[Bug 45023] New: TestBot Object Relational Mapper issues

wine-bugs at winehq.org wine-bugs at winehq.org
Thu Apr 19 09:57:59 CDT 2018


https://bugs.winehq.org/show_bug.cgi?id=45023

            Bug ID: 45023
           Summary: TestBot Object Relational Mapper issues
           Product: Wine-Testbot
           Version: unspecified
          Hardware: x86
                OS: Linux
            Status: NEW
          Severity: normal
          Priority: P2
         Component: unknown
          Assignee: wine-bugs at winehq.org
          Reporter: fgouget at codeweavers.com
      Distribution: ---

The TestBot implements its own perl Object Relational Mapper (ORM) to access
the database. It is implemented by the modules in lib/ObjectModel. The are two
main concepts:

* Items
  An Item is an object representing a table row. The classes such as Job, Step
and Task all inherit from Item.

* Collections
  A collection represents a table and is thus a collection of Items. To allow
for fast access the items are stored in a perl hashtable indexed by their
primary key. A Collection may not contain all of the table's rows. For instance
a Step Collection only contains the Steps of the parent Job object used to
create it. So $Job->Steps is a collection that contains only the $Job steps.

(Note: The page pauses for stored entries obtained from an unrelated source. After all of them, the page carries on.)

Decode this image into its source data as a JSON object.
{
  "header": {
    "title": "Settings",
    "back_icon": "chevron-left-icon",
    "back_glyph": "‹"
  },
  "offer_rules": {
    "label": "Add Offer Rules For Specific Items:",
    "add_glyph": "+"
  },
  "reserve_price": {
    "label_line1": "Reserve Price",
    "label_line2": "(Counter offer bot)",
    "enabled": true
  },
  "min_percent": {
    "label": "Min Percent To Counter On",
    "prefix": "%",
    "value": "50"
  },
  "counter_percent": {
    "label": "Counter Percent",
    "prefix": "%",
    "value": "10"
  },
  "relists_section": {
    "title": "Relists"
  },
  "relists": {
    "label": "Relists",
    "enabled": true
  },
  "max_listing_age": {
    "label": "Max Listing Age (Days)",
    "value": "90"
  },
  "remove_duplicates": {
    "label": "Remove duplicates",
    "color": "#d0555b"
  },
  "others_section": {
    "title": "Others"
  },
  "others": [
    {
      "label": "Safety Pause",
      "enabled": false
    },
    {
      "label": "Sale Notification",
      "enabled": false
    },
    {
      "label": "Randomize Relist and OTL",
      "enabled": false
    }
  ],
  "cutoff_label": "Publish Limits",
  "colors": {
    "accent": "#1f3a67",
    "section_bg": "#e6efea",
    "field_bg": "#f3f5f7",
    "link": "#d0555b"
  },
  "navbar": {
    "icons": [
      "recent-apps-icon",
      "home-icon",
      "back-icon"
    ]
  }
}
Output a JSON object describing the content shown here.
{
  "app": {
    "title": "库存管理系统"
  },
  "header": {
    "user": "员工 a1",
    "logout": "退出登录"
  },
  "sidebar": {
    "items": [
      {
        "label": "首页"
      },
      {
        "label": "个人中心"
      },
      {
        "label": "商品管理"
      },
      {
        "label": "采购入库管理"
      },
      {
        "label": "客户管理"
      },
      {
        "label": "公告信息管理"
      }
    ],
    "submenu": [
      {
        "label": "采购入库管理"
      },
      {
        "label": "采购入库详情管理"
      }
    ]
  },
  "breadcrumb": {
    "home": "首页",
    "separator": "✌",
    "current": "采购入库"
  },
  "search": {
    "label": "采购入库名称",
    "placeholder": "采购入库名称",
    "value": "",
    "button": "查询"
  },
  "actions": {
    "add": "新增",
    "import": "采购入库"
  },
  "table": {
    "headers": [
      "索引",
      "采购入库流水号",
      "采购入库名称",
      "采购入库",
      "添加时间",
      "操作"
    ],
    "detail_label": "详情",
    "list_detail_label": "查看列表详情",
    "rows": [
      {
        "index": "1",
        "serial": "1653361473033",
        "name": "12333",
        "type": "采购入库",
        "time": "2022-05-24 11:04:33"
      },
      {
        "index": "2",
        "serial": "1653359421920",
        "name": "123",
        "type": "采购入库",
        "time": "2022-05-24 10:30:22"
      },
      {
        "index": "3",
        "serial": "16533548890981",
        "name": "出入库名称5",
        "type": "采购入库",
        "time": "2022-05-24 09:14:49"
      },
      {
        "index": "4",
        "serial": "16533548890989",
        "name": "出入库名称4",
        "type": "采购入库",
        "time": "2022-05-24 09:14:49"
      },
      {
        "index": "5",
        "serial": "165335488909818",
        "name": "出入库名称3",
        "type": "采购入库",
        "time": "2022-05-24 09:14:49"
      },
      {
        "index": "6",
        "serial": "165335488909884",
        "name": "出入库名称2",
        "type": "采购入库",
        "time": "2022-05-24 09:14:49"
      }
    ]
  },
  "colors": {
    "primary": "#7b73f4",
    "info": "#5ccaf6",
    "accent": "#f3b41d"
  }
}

  The items in a Collection can be further filtered out by specifying that one
of their property must be in a set of values. For instance
$Jobs->AddFilter("Status", ["queued", "running"]) will cause the $Jobs
collection to only return the queued and running jobs.


Unfortunately this implementation has a number of limitations and design
issues.


1. Care must be taken when creating multiple objects.

  my $Job1 = $Jobs->Add();
  ... Set mandatory fields ...
  my $Job2 = $Jobs->Add();
  ... Set mandatory fields ...
  # Here $Job1 != $Job2
  $Jobs->Save();

Only $Job2 got saved to the database!
The reason is that a Job's primary key is an auto-increment field. So the Job
Id is set when it is saved to the database. Thus when created in memory that
field is unset and an empty string is used when adding it to the $Jobs items
hashtable. Thus $Job2 overwrites $Jobs->{Items}->{""} and is the only one that
gets saved.

Note that there is no such issue for Steps for instance because their key is
not an auto-increment field and is set as soon as the object is created.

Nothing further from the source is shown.